The computer, dubbed D-Wave, is moving from 512 qubits to more than a 1000 qubits. Apparently the upgrade is not tricky and does not need much more electricity – it probably just required a catflap installed in the side of the box.
Together with NASA and the Universities Space Research Association, or USRA, Google operates its quantum machine at the NASA Ames Research centre.
D-Wave Systems, the Canadian company that built the machine, said it has agreed to provide regular upgrades to the system—keeping it "state-of-the-art"—for the next seven years.
D-Wave machine is less powerful than many scientists hope quantum computers will one day be, the leap to 1000 qubits represents an exponential improvement. No one is really sure of what it can do, but Google thinks it exhibits behaviour beyond classical physics.

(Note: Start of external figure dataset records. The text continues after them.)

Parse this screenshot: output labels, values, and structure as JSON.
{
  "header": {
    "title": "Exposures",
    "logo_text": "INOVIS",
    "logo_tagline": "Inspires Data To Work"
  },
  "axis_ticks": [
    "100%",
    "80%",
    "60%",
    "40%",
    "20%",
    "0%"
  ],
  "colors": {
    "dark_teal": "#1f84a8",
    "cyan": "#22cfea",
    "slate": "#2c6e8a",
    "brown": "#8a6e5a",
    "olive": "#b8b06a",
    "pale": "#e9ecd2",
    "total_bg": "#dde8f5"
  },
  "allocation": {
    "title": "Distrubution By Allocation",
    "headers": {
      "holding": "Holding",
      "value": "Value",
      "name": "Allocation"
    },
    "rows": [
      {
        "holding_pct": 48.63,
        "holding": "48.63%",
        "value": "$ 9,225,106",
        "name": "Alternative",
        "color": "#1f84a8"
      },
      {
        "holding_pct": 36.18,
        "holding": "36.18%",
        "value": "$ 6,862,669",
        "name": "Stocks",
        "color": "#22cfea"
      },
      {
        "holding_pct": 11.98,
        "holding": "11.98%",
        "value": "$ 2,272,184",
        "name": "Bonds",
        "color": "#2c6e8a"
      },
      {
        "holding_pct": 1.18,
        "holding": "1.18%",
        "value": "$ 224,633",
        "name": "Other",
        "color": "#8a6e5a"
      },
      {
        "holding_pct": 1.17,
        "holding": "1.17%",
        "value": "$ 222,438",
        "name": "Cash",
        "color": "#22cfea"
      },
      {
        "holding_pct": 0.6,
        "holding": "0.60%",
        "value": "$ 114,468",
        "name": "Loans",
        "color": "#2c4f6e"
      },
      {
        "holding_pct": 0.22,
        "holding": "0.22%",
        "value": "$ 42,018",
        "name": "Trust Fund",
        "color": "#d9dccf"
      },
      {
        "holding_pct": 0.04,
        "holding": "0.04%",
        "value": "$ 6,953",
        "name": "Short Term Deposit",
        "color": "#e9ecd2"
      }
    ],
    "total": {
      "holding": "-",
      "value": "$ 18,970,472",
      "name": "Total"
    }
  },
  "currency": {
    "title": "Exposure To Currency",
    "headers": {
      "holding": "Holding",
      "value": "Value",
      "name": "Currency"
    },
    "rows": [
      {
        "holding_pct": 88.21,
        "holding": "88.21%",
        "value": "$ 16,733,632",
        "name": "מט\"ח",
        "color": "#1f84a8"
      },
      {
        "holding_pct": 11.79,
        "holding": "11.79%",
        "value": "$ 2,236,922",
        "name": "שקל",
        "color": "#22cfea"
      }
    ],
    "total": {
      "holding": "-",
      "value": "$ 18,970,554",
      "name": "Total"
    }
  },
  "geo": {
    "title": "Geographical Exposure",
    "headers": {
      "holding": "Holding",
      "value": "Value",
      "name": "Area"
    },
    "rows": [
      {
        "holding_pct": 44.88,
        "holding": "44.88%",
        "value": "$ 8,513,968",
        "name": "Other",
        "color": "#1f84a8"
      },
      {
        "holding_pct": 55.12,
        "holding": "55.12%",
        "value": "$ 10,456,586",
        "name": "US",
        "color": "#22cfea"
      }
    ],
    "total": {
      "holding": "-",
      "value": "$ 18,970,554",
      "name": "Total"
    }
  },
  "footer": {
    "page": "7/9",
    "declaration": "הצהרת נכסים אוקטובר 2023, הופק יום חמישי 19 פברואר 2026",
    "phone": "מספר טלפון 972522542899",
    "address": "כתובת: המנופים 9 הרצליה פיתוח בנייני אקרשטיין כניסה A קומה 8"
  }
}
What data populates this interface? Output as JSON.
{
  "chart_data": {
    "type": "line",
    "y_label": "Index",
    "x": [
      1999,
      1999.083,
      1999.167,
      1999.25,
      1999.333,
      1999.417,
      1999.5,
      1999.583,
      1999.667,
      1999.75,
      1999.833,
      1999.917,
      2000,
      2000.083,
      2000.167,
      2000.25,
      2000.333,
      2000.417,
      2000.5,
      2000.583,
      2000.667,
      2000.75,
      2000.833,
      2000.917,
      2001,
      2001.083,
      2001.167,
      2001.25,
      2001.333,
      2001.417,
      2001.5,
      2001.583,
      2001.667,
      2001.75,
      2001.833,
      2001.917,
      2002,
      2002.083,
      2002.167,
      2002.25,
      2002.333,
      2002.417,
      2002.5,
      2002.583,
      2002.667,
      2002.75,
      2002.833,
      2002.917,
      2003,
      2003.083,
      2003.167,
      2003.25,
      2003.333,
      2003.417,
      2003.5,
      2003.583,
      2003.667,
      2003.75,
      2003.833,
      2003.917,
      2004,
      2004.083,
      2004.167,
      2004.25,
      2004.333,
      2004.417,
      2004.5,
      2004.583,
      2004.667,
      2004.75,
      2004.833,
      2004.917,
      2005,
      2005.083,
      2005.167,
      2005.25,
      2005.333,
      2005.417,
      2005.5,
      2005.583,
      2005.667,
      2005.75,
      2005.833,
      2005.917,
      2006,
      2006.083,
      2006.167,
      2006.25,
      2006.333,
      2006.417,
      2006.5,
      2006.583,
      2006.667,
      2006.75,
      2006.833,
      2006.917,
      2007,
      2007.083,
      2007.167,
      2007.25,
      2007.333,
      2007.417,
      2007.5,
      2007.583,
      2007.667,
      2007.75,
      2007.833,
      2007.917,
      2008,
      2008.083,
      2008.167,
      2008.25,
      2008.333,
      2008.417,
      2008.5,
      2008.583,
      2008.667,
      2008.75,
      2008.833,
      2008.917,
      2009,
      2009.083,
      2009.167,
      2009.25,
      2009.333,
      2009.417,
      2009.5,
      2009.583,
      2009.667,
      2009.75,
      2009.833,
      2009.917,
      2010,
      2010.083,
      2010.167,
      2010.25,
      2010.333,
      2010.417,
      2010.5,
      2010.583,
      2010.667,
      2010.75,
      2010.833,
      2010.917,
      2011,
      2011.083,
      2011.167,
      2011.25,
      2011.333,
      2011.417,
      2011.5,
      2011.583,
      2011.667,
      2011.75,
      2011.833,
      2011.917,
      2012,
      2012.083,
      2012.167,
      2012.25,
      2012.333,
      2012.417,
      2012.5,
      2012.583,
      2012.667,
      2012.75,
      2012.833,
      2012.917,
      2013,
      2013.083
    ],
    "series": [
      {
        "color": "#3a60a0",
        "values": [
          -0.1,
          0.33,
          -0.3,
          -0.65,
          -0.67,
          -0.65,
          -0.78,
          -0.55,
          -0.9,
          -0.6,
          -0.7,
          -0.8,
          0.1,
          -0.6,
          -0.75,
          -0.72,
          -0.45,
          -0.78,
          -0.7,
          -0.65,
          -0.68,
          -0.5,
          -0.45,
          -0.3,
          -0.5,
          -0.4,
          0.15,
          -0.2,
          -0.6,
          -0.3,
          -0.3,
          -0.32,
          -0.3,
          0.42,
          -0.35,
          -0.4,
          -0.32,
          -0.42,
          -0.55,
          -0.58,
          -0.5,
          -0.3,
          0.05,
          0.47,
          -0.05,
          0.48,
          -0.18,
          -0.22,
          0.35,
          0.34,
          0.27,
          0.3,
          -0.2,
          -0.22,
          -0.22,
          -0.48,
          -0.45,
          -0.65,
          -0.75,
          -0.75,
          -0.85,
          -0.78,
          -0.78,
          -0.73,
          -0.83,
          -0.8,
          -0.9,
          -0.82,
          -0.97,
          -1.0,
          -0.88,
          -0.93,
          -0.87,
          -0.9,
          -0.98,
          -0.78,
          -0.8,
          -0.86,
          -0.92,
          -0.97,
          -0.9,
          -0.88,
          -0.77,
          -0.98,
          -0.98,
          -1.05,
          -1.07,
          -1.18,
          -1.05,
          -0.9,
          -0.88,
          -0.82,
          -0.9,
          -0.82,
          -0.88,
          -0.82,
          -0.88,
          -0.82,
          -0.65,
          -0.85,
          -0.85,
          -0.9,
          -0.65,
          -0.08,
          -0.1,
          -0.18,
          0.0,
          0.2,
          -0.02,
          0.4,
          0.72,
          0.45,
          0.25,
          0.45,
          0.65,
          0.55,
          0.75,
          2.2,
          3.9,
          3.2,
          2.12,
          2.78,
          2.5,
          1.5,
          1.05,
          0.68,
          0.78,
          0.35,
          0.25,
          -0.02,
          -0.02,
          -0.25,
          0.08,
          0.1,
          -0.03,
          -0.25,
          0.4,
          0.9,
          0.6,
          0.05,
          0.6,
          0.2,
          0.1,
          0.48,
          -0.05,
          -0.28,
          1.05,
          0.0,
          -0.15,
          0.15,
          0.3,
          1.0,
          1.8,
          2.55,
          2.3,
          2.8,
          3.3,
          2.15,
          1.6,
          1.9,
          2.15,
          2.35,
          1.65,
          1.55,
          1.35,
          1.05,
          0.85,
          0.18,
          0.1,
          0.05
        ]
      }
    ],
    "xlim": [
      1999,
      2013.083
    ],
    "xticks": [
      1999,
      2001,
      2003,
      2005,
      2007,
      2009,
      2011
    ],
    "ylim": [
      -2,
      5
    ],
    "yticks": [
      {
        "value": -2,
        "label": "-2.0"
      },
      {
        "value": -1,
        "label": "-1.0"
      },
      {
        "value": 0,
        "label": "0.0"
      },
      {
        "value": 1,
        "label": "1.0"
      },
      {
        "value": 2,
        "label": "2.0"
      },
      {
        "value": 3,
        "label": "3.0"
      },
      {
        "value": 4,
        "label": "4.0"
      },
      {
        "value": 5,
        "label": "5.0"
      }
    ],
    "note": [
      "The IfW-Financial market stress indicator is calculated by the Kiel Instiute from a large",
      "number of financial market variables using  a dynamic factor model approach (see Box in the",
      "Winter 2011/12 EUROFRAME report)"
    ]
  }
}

For a start as the D-Wave expands the number of qubits, the amount of power needed to operate the system stays roughly the same. It also only works when its is being observed.
Some have questioned whether the system truly exhibits quantum properties. But researchers at USC say that the system appears to display a phenomenon called "quantum annealing" that suggests it's truly operating in the quantum realm.
Regardless, the D-Wave is not a general quantum computer—that is, it's not a computer for just any task. But D-Wave says the machine is well-suited to "optimization" problems, where you're facing many, many different ways forward and must pick the best option, and to machine learning, where computers teach themselves tasks by analysing large amount of data.